The Casino Borghese was erected an area that in the seventeenth-century was outside of the walls of Rome, with the closest access being the Porta del Popolo. At the origins, the villa grounds covered an area with a circumference of nearly 3 miles. The main building was designed by the Flemish architect Giovanni Vasanzio. The portico had spolia derived from the Arch of Claudius, once on the Via Flaminia. By 1644, John Evelyn described it as "an Elysium of delight" with "Fountains of sundry inventions, Groves and small Rivulets of Water". Evelyn also described the Vivarium that housed ostriches, peacocks, swans and cranes "and divers strange Beasts". Prince Marcantonio IV Borghese, who began the recasting of the park's formal garden architecture into an English landscape garden, also set out about 1775, under the guidance of the architect Antonio Asprucci, to replace the now-outdated tapestry and leather hangings and renovate the Casina, restaging the Borghese sculptures and antiquities in a thematic new ordering that celebrated the Borghese position in Rome. The rehabilitation of the much-visited villa as a genuinely public museum in the late eighteenth century was the subject of an exhibition at the Getty Research Institute, Los Angeles, in 2000, spurred by the Getty's acquisition of fifty-four drawings related to the project. In 1808, Prince Camillo Borghese, Napoleon's brother-in-law, was forced to sell the Borghese Roman sculptures and antiquities to the Emperor. The result is that the Borghese Gladiator, renowned since the 1620s as the most admired single sculpture in Villa Borghese, must now be appreciated in the Musée du Louvre. The "Borghese Hermaphroditus" is also now in the Louvre. The Borghese villa was modified and extended down the years, eventually being sold to the Italian government in 1902, along with the entire Borghese estate and surrounding gardens and parkland.
Collection
The Galleria Borghese includes twenty rooms across two floors. The main floor is mostly devoted to classical antiquities of the 1st–3rd centuries AD, and classical and neo-classical sculpture such as the Venus Victrix. The main floor's main large room, called the Salone, has a large trompe l'oeil ceiling fresco in the first room by the Sicilian artist Mariano Rossi makes such good use of foreshortening that it appears almost three-dimensional. The fresco depicts Marcus Furius Camillus relieving the siege of the Capitoline Hill by the Gauls. The grotteschi decorations were painted by Pietro Rotari, and the animal decorations by Venceslaus Peter Boemo. The first room off the Salone, is the Camera di Cerere, with marble vase depicting Oedipus and the Sphinx. The second room has a ceiling frescoed by Francesco Caccianiga with the Fall of Phaeton. The third room houses Bernini's Apollo and Daphne.

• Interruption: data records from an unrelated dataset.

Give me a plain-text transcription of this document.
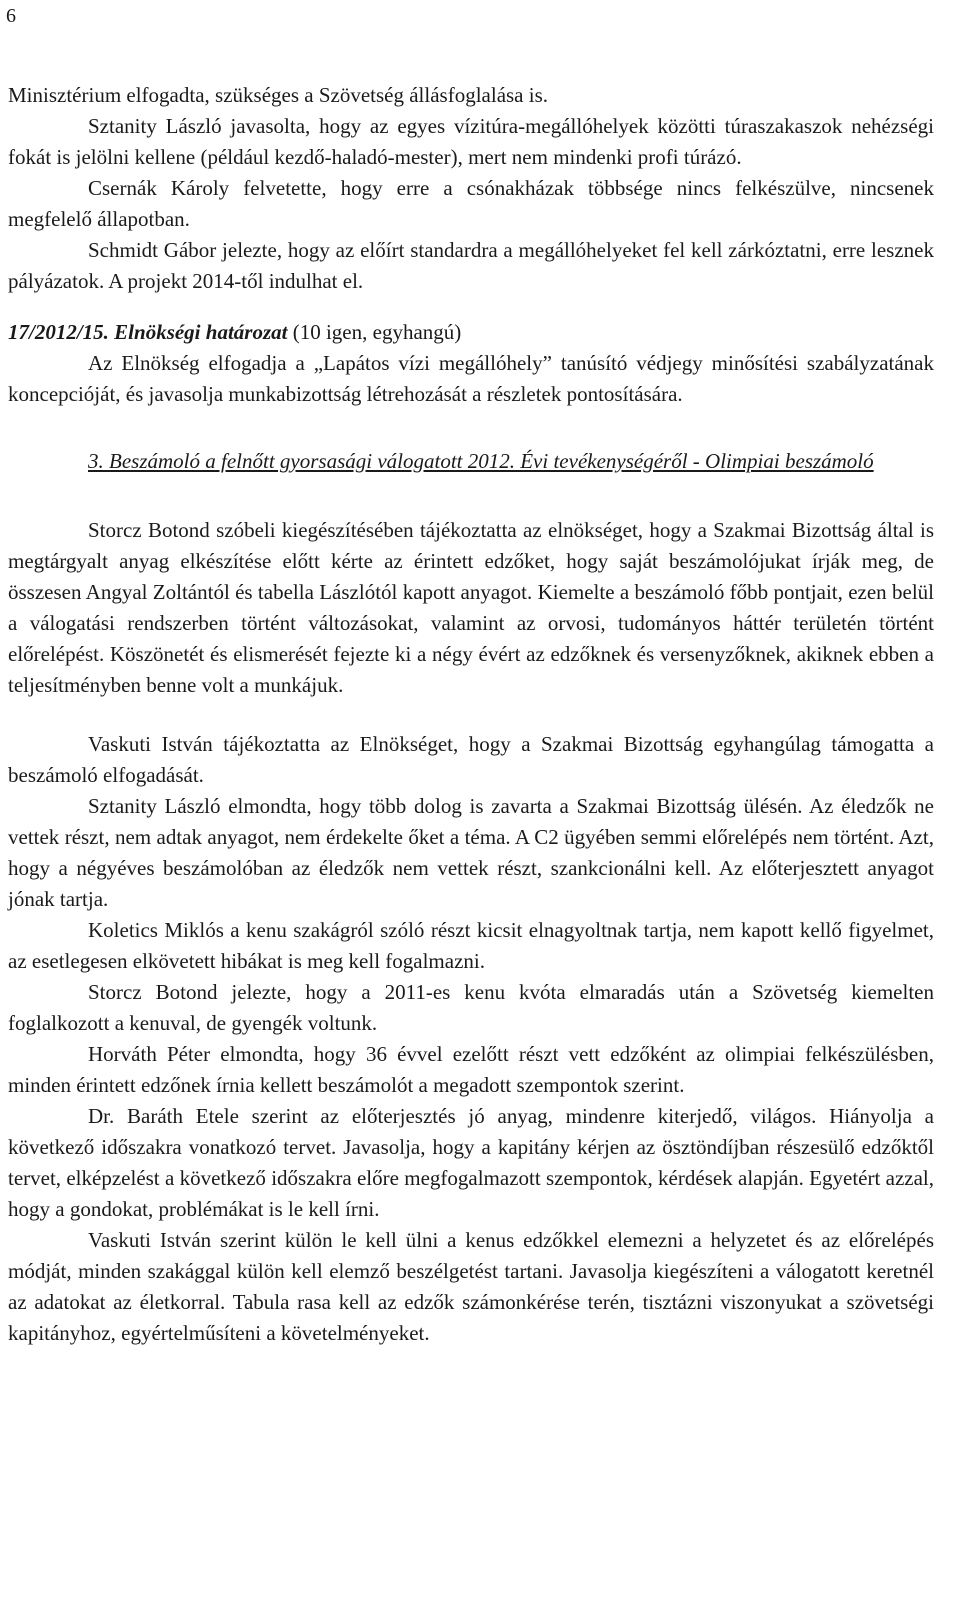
6

Minisztérium elfogadta, szükséges a Szövetség állásfoglalása is.

Sztanity László javasolta, hogy az egyes vízitúra-megállóhelyek közötti túraszakaszok nehézségi fokát is jelölni kellene (például kezdő-haladó-mester), mert nem mindenki profi túrázó.

Csernák Károly felvetette, hogy erre a csónakházak többsége nincs felkészülve, nincsenek megfelelő állapotban.

Schmidt Gábor jelezte, hogy az előírt standardra a megállóhelyeket fel kell zárkóztatni, erre lesznek pályázatok. A projekt 2014-től indulhat el.

17/2012/15. Elnökségi határozat (10 igen, egyhangú)

Az Elnökség elfogadja a „Lapátos vízi megállóhely” tanúsító védjegy minősítési szabályzatának koncepcióját, és javasolja munkabizottság létrehozását a részletek pontosítására.

3. Beszámoló a felnőtt gyorsasági válogatott 2012. Évi tevékenységéről - Olimpiai beszámoló

Storcz Botond szóbeli kiegészítésében tájékoztatta az elnökséget, hogy a Szakmai Bizottság által is megtárgyalt anyag elkészítése előtt kérte az érintett edzőket, hogy saját beszámolójukat írják meg, de összesen Angyal Zoltántól és tabella Lászlótól kapott anyagot. Kiemelte a beszámoló főbb pontjait, ezen belül a válogatási rendszerben történt változásokat, valamint az orvosi, tudományos háttér területén történt előrelépést. Köszönetét és elismerését fejezte ki a négy évért az edzőknek és versenyzőknek, akiknek ebben a teljesítményben benne volt a munkájuk.

Vaskuti István tájékoztatta az Elnökséget, hogy a Szakmai Bizottság egyhangúlag támogatta a beszámoló elfogadását.

Sztanity László elmondta, hogy több dolog is zavarta a Szakmai Bizottság ülésén. Az éledzők ne vettek részt, nem adtak anyagot, nem érdekelte őket a téma. A C2 ügyében semmi előrelépés nem történt. Azt, hogy a négyéves beszámolóban az éledzők nem vettek részt, szankcionálni kell. Az előterjesztett anyagot jónak tartja.

Koletics Miklós a kenu szakágról szóló részt kicsit elnagyoltnak tartja, nem kapott kellő figyelmet, az esetlegesen elkövetett hibákat is meg kell fogalmazni.

Storcz Botond jelezte, hogy a 2011-es kenu kvóta elmaradás után a Szövetség kiemelten foglalkozott a kenuval, de gyengék voltunk.

Horváth Péter elmondta, hogy 36 évvel ezelőtt részt vett edzőként az olimpiai felkészülésben, minden érintett edzőnek írnia kellett beszámolót a megadott szempontok szerint.

Dr. Baráth Etele szerint az előterjesztés jó anyag, mindenre kiterjedő, világos. Hiányolja a következő időszakra vonatkozó tervet. Javasolja, hogy a kapitány kérjen az ösztöndíjban részesülő edzőktől tervet, elképzelést a következő időszakra előre megfogalmazott szempontok, kérdések alapján. Egyetért azzal, hogy a gondokat, problémákat is le kell írni.

Vaskuti István szerint külön le kell ülni a kenus edzőkkel elemezni a helyzetet és az előrelépés módját, minden szakággal külön kell elemző beszélgetést tartani. Javasolja kiegészíteni a válogatott keretnél az adatokat az életkorral. Tabula rasa kell az edzők számonkérése terén, tisztázni viszonyukat a szövetségi kapitányhoz, egyértelműsíteni a követelményeket.
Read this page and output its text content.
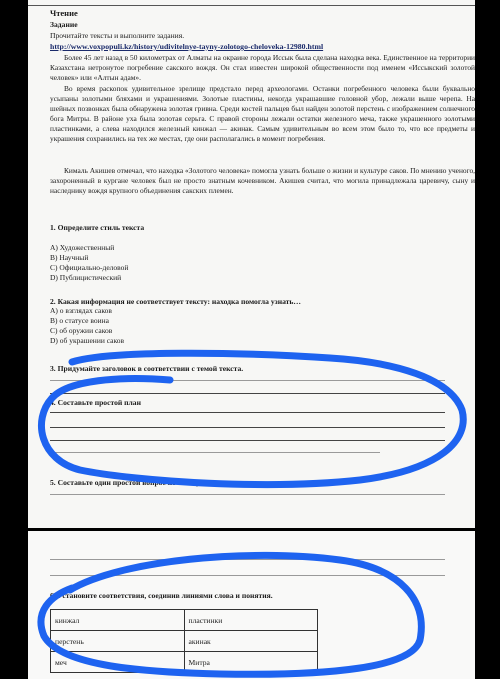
Чтение
Задание
Прочитайте тексты и выполните задания.
http://www.voxpopuli.kz/history/udivitelnye-tayny-zolotogo-cheloveka-12980.html

Более 45 лет назад в 50 километрах от Алматы на окраине города Иссык была сделана находка века. Единственное на территории Казахстана нетронутое погребение сакского вождя. Он стал известен широкой общественности под именем «Иссыкский золотой человек» или «Алтын адам».

Во время раскопок удивительное зрелище предстало перед археологами. Останки погребенного человека были буквально усыпаны золотыми бляхами и украшениями. Золотые пластины, некогда украшавшие головной убор, лежали выше черепа. На шейных позвонках была обнаружена золотая гривна. Среди костей пальцев был найден золотой перстень с изображением солнечного бога Митры. В районе уха была золотая серьга. С правой стороны лежали остатки железного меча, также украшенного золотыми пластинками, а слева находился железный кинжал — акинак. Самым удивительным во всем этом было то, что все предметы и украшения сохранились на тех же местах, где они располагались в момент погребения.

Кималь Акишев отмечал, что находка «Золотого человека» помогла узнать больше о жизни и культуре саков. По мнению ученого, захороненный в кургане человек был не просто знатным кочевником. Акишев считал, что могила принадлежала царевичу, сыну и наследнику вождя крупного объединения сакских племен.

1. Определите стиль текста
А) Художественный
В) Научный
С) Официально-деловой
D) Публицистический
2. Какая информация не соответствует тексту: находка помогла узнать…
А) о взглядах саков
В) о статусе воина
С) об оружии саков
D) об украшении саков
3. Придумайте заголовок в соответствии с темой текста.
4. Составьте простой план
5. Составьте один простой вопрос по тексту
6. Установите соответствия, соединив линиями слова и понятия.
кинжал	пластинки
перстень	акинак
меч	Митра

Many of the sculptures are displayed in the spaces for which they were intended, including many works by Gian Lorenzo Bernini, which comprise a significant percentage of his output of secular sculpture, starting with early works such as the Goat Amalthea with Infant Jupiter and Faun and Aeneas, Anchises & Ascanius to his dynamic Rape of Proserpine, Apollo and Daphne and David which are considered seminal works of baroque sculpture. In addition, several portrait busts are included in the gallery, including one of Pope Paul V, and two portraits of one of his early patrons, Cardinal Scipione Borghese. The second Scipione Borghese portrait was produced after a large crack was discovered in the marble of the first version during its creation.